August 5, 2014
Susan Sarandon as Hazel Micallef
Gil Bellows as Ray Green
Topher Grace as Ben Wingate
Ellen Burstyn as Emily Micallef
Christopher Heyerdahl as Simon
Holy flying under the radar, Batman! The Calling was released in the second half of 2014, and until I saw a trailer for it on another screener provided to me by my beloved editor, I had no idea it existed.
And for a film starring two Oscar winners, as well as the legendary Donald Sutherland, you would think some sort of information would have seeped into the movie-going consciousness. But, here we are – blank slate before us. Along with that, there are no pre-conceived expectations. So we are happily going in blind.
But it’s not the most memorable piece. However, when you have high-caliber performers like Susan Sarandon and Ellen Burstyn, you know you’re automatically going to view something worthwhile. You will. And it is.
Hazel Micallef (Sarandon) is a small town sheriff. She’s very troubled, fond of the drink and simply going through the motions in her drug-hazed life full of debilitating chronic back-pain. Then one snowy day, she finds one of her townspeople (and a personal friend) with her throat slit and her lips, tongue and jaw manipulated – apparently post-mortem. And then there are more deaths, and her subsequent investigation with her fellow detectives Ray Green (Gil Bellows) and the newbie big city transfer, Ben Wingate (Topher Grace). There’s a strong tie to the atmosphere and proceedings of The Silence of the Lambs. And while The Calling hits on all of the cinema serial-killer basics, it finds a few new things to shake up the norm.
Susan Sarandon screams quality. With iconic and award-winning roles in such classics as Thelma & Louise, Dead Man Walking and The Rocky Horror Picture Show, she has earned her place in the The Legends of Hollywood Directory (is there such a thing?). And she brings her A-game to The Calling. You’ve heard the old saying that “acting is reacting”? Sarandon has this down to a science. And her large, expressive eyes make it so darn easy to see what’s going on in her character’s mind. Just watch her face as she listens to her fellow actors. It’s a marvel, and being a fan (apparently not an uber-fan since I didn’t know this film existed) I soak up every bit of the goodness she offers here. Seeing a videotape of her friend (the first victim mentioned above) well into her investigation, the tears just flow. She’s natural. She’s brilliant. And Hazel is a complicated character with plenty of heavy baggage. Sarandon handles it like a pro, ‘cause she is. Plenty will be revealed about Hazel, so just go ahead and accept Sarandon’s immediate invitation to follow her journey. She’s a biggie reason to see The Calling.

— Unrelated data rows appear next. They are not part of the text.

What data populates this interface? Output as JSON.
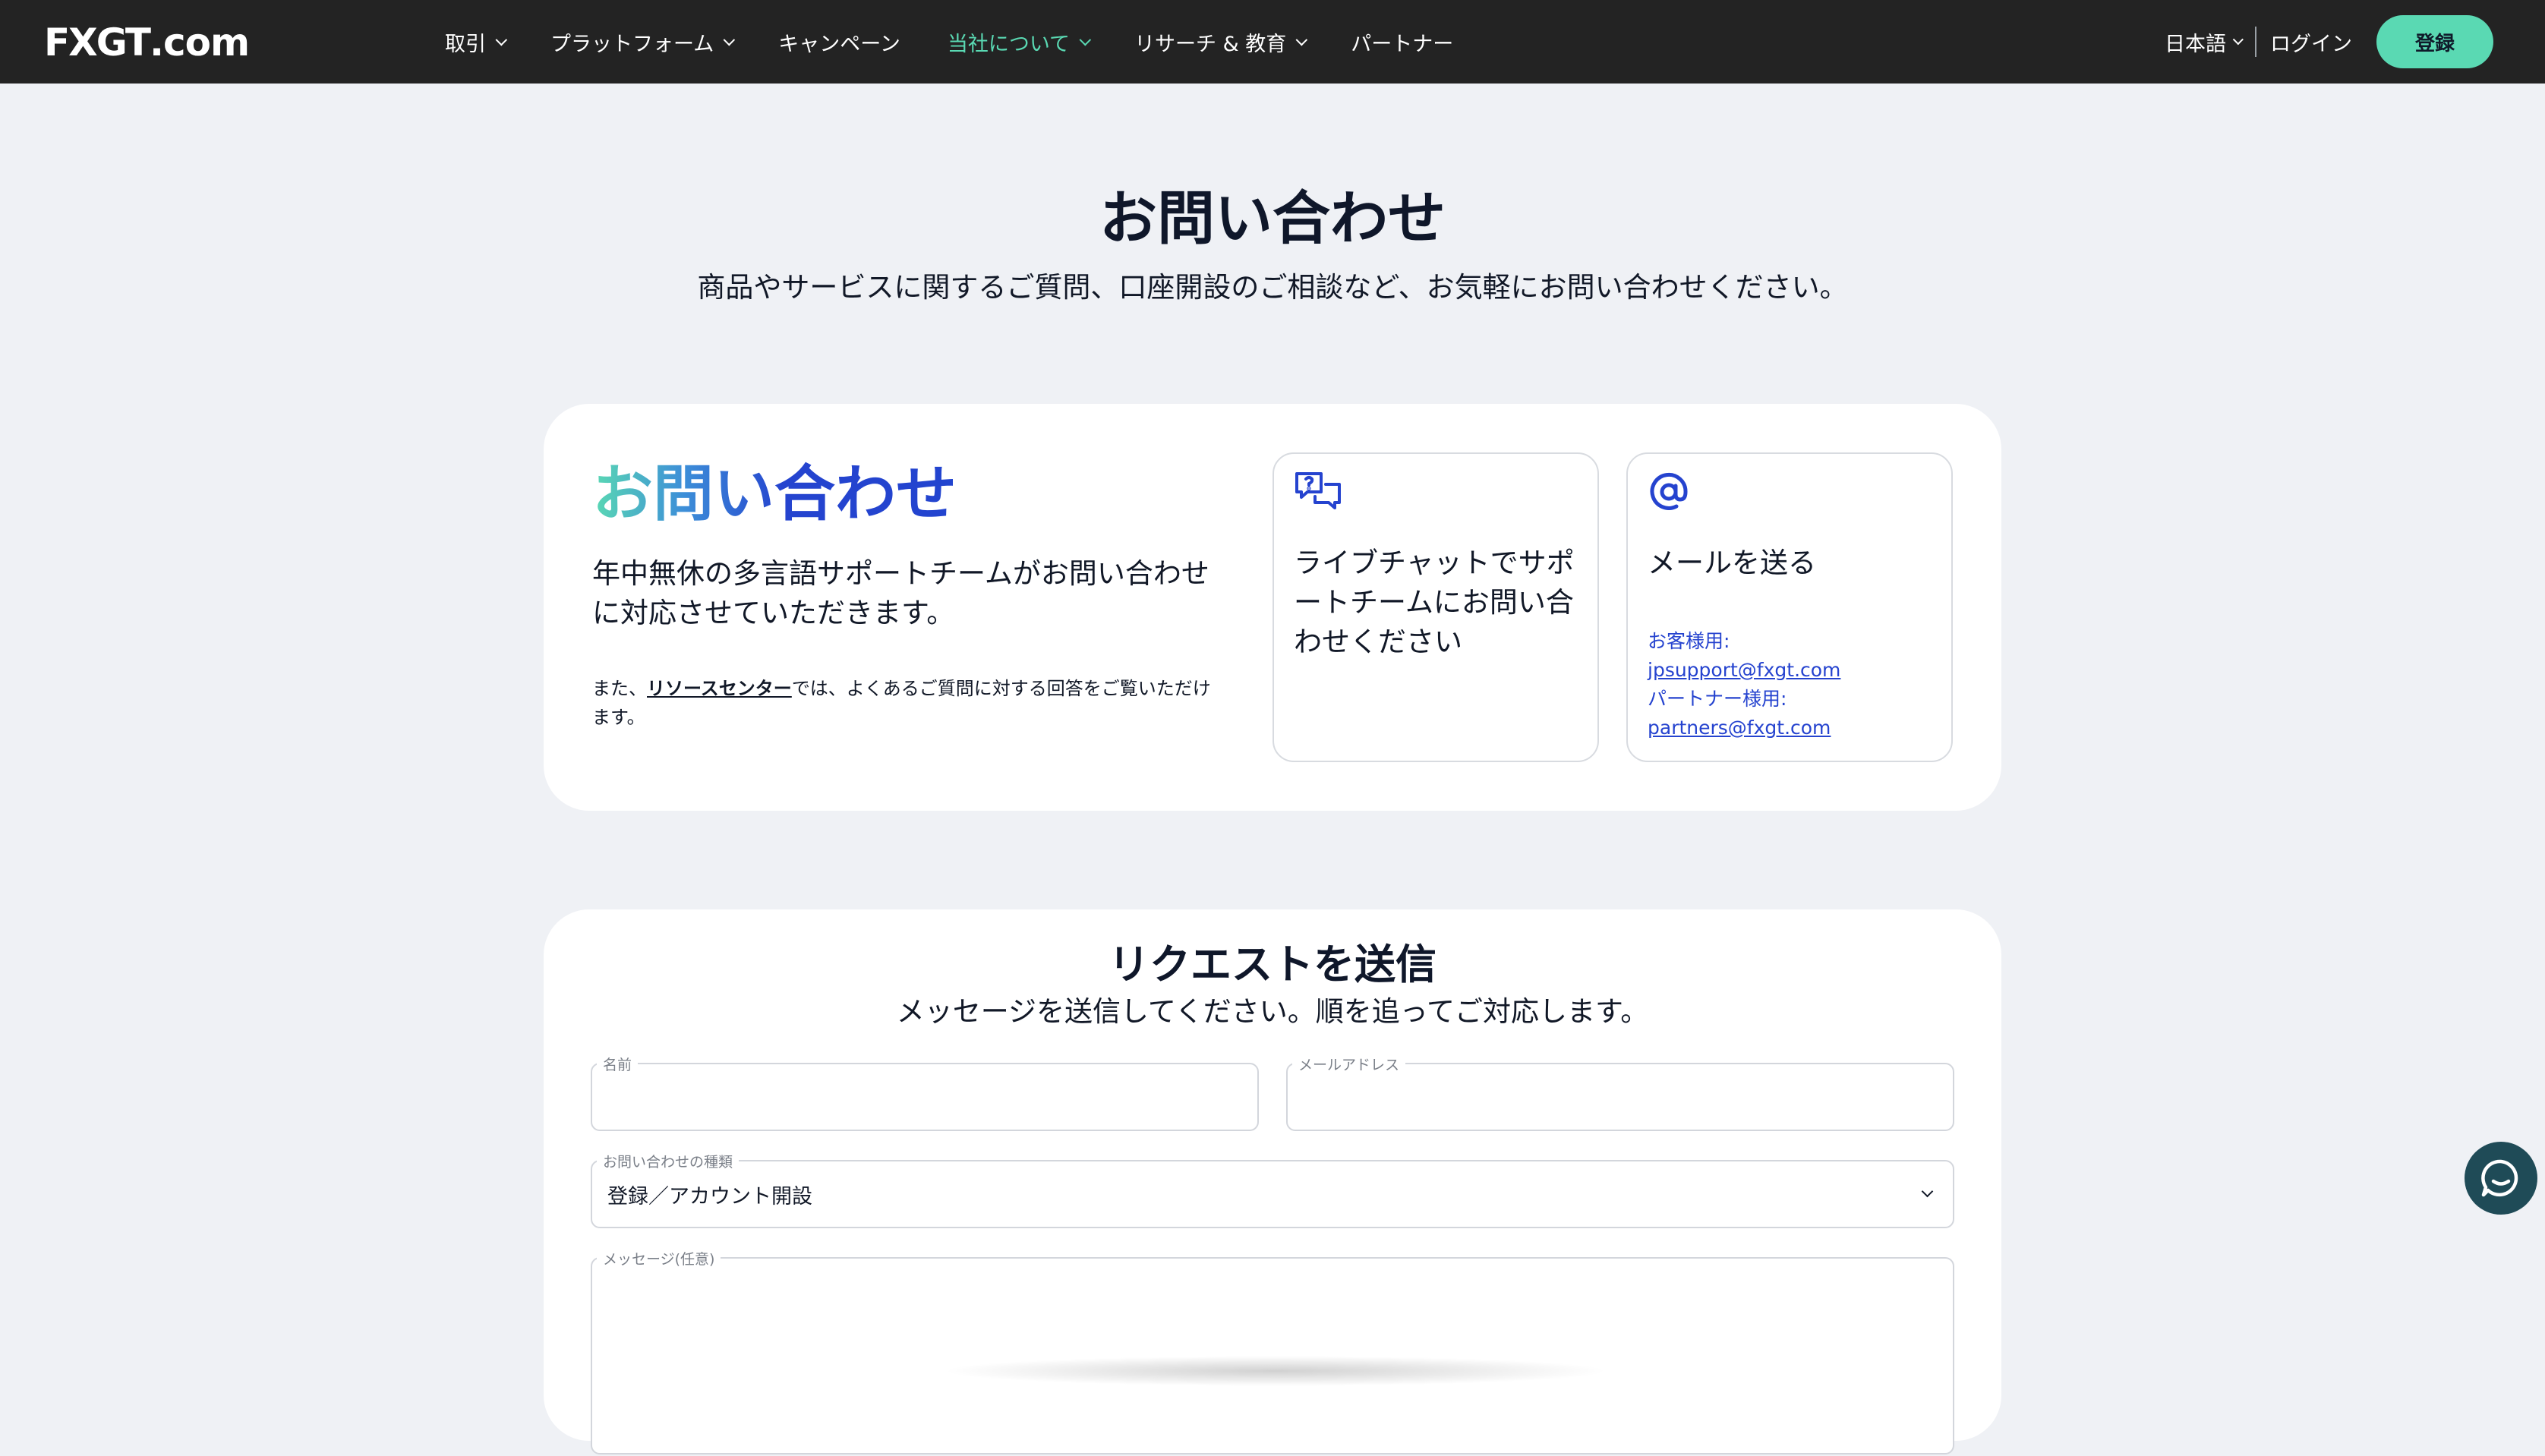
{
  "header": {
    "logo_fx": "FXGT",
    "logo_domain": ".com",
    "nav": [
      {
        "label": "取引",
        "dropdown": true,
        "active": false
      },
      {
        "label": "プラットフォーム",
        "dropdown": true,
        "active": false
      },
      {
        "label": "キャンペーン",
        "dropdown": false,
        "active": false
      },
      {
        "label": "当社について",
        "dropdown": true,
        "active": true
      },
      {
        "label": "リサーチ & 教育",
        "dropdown": true,
        "active": false
      },
      {
        "label": "パートナー",
        "dropdown": false,
        "active": false
      }
    ],
    "language": "日本語",
    "login": "ログイン",
    "register": "登録"
  },
  "page": {
    "title": "お問い合わせ",
    "subtitle": "商品やサービスに関するご質問、口座開設のご相談など、お気軽にお問い合わせください。"
  },
  "contact": {
    "heading": "お問い合わせ",
    "description": "年中無休の多言語サポートチームがお問い合わせに対応させていただきます。",
    "note_prefix": "また、",
    "note_link": "リソースセンター",
    "note_suffix": "では、よくあるご質問に対する回答をご覧いただけます。",
    "chat_title": "ライブチャットでサポートチームにお問い合わせください",
    "mail_title": "メールを送る",
    "customer_label": "お客様用:",
    "customer_email": "jpsupport@fxgt.com",
    "partner_label": "パートナー様用:",
    "partner_email": "partners@fxgt.com"
  },
  "form": {
    "title": "リクエストを送信",
    "subtitle": "メッセージを送信してください。順を追ってご対応します。",
    "name_label": "名前",
    "email_label": "メールアドレス",
    "type_label": "お問い合わせの種類",
    "type_value": "登録／アカウント開設",
    "message_label": "メッセージ(任意)"
  },
  "colors": {
    "nav_bg": "#232323",
    "accent": "#5ad9b3",
    "link_blue": "#2543cf",
    "page_bg": "#eff1f5"
  },
  "icons": {
    "chat_option": "chat-question-icon",
    "mail_option": "at-sign-icon",
    "fab": "chat-bubble-icon"
  }
}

Topher Grace, Gil Bellows and Ellen Burstyn all deliver great characters to support our screwed-up Hazel. The characters are all presented to us with great ease and little chunks of exposition which never hit us over the head, but which make them unique. The best bit of said exposition involves Grace’s newbie character. Won’t ruin it – not that it’s terribly important – but it’s a sparkling example of the beauty of the dialogue. While the story isn’t super-duper brand-spanking new, the dialogue pops, certainly in the hands of these seasoned actors.
And I have to sing the praises of Christopher Heyerdahl as Simon. He’s mysterious, magical and very soothing – in actions, in calm voice and in the special teas he brews…and he’s got quite a whack-job agenda. He’s definitely the villain (don’t worry, I’m not spoiling anything – the first moment you see him, you know – and are allowed to follow along with his journey for the remainder of the film), but his actions – while certainly horrifying – make sense. And he’s one of those rare antagonists with whom you will find sympathy. Simon is generally very calm throughout, and it creates an unstable and unsettling atmosphere whenever he is on screen. Is this going to be the moment when he breaks? Or will the moment be right here, with this character?
Donald Sutherland shows up as Father Price. He’s…well, he’s Donald Sutherland, and so you can always count on him to bring the goods. He’s there to deliver all of the religious rigmarole necessary to explain the gruesome goings-on in the story. And a lot of it was right over my head – much like it was for Hazel (again watch Sarandon’s reactions to Sutherland’s ramblings in the church – fantastic!) But in the end, there are quick confirmations to his religious tales. The film’s brief epilogue is very nicely (and creepily) done.
The flick’s pretty skimpy on scares (with a couple of frightening exceptions – one being a visit to a run-down trailer home in the middle of the Canadian wilderness), but it’s a good mystery – including the reveal of why the mouths of the victims have been re-arranged (one of the most original bits in a sea of serial killer clichés). But this flick isn’t about “boo” moments.
The Calling has in its corner, a subtle and slow burn. The performances are top-quality and damn if the picture doesn’t look good. But frankly, this is one of those films which will be enjoyable while you watch, fun for an after-viewing chat over drinks, but by the next morning, it will have vanished from your memory. Still, there are many bits of brilliance which will serve your film-going needs.
The Calling is currently available on DVD/VOD. It’s definitely worth 108 minutes of your time.